Gibt es da den «typischen» Cyberversicherungskunden? Oder eine Branche, die besonders sensibilisiert ist?

An einer bestimmten Branche würde ich das nicht festmachen. Im Bereich der KMU zählen wir vom Anwalt über die Arztpraxis bis hin zum Handwerksbetrieb alle zu unseren Kunden. Es ist aber sicher so, dass grosse Firmen eher die Kapazitäten haben, sich mit diesem Thema zu befassen. Sie haben ein umfassendes Risikomanagement und IT-Abteilungen, die sich um Cybersicherheit kümmern. 

Jesús Pampín

Hat eine Pionierrolle in der Cyberversicherung eingenommen: Jesús Pampín.

In welcher Situation befinden sich Unternehmen, die eine Cyberversicherung abschliessen wollen?

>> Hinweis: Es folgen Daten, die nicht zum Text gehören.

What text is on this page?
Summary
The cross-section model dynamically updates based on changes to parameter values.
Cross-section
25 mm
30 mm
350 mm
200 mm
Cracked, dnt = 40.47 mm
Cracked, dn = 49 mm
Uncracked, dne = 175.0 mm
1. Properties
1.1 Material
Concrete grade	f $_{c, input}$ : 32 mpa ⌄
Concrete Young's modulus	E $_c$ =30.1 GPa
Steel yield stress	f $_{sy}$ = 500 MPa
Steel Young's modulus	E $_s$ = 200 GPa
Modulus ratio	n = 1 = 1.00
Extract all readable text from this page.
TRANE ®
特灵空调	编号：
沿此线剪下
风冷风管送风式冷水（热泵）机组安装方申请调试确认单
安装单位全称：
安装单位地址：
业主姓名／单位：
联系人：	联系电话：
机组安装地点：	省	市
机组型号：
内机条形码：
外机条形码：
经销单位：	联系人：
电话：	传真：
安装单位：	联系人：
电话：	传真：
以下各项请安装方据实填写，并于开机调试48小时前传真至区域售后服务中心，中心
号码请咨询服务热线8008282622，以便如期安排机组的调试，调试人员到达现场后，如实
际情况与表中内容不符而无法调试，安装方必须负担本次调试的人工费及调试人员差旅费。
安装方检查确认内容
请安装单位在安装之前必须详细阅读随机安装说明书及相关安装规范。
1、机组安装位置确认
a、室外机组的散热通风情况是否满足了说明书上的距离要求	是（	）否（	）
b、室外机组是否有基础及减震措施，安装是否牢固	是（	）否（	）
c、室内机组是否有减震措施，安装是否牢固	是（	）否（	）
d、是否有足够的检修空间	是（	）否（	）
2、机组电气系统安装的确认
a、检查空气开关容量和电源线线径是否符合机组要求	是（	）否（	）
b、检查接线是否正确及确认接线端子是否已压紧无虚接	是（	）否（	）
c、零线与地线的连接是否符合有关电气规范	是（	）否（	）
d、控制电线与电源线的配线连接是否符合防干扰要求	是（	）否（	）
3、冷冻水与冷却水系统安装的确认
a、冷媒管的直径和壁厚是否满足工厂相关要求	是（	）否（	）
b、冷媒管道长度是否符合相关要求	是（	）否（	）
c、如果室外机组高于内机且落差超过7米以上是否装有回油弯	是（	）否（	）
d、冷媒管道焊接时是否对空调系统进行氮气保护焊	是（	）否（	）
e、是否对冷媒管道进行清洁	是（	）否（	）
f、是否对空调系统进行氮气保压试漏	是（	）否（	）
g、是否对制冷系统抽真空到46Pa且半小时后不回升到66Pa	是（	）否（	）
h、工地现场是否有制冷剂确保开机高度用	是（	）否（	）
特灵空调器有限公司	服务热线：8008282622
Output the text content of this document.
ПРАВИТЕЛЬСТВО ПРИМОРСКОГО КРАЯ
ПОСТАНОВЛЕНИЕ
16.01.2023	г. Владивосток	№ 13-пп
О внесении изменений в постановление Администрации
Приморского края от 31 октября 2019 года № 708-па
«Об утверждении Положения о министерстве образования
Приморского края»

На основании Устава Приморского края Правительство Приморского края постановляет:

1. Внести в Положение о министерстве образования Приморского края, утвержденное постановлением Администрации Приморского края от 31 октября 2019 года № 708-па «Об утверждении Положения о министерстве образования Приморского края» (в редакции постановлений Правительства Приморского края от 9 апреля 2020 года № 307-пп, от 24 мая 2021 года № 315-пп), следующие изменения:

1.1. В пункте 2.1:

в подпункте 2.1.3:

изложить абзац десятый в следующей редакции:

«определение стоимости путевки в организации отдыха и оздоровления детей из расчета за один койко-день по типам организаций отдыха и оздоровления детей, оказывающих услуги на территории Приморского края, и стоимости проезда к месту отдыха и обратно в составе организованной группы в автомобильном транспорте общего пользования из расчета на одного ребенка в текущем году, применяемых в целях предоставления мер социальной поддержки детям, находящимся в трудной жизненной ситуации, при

Es ist nach wie vor selten, dass Unternehmen bei uns gezielt nach einer Cyberversicherung verlangen. Die meisten Unternehmen kennen dieses Angebot gar nicht. Es ist unsere Aufgabe, sie proaktiv auf diese Schutzlücke hinzuweisen und ihnen genau zu erklären, was eine Cyberversicherung umfasst. Hier sind wir als Versicherungen gefordert: Auch für uns ist das Risiko eher neu und es ist unsere Aufgabe, das Knowhow im Vertrieb aufzubauen und eine hohe Beratungsqualität zu erreichen – sowohl beim Versicherungsabschluss als auch bei einem Schadenereignis. Auch wir Versicherer müssen einen gewissen Reifeprozess durchlaufen. Dazu kommt, dass ein Unternehmen ein gewisses Minimum an Schutzmassnahmen mitbringen muss, um überhaupt eine Versicherung abschliessen zu können. Man könnte dies auch als «IT-Hygiene» bezeichnen.

Welche Schutzmassnahmen sind das?

Wir haben mit unseren internen IT-Spezialisten und mit externen Partnern gewisse Mindeststandards entwickelt, die wir von den KMU erwarten. Sie sind als Obliegenheiten in den Policen festgehalten. Dazu gehören Dinge wie regelmässige Updates, die Installation von Virenschutzprogrammen, das regelmässige Ändern von Passwörtern und natürlich die Datensicherung. Ohne diese Basismassnahmen wird es für ein KMU sehr schwer, einen Versicherer zu finden. 

«Cyber Insurance Summit Switzerland» 2024

Am 11. Dezember 2024 findet in Zürich der «Cyber Insurance Summit Switzerland» statt. Zentrale Akteure aus den Bereichen Cyberversicherung und Cybersicherheit tauschen sich über die Resilienz der Schweiz und die aktuellen Entwicklungen im Versicherungsumfeld aus. Der Anlass richtet sich an interessierte Personen aus IT und Versicherungswirtschaft und steht auch Nichtmitgliedern offen.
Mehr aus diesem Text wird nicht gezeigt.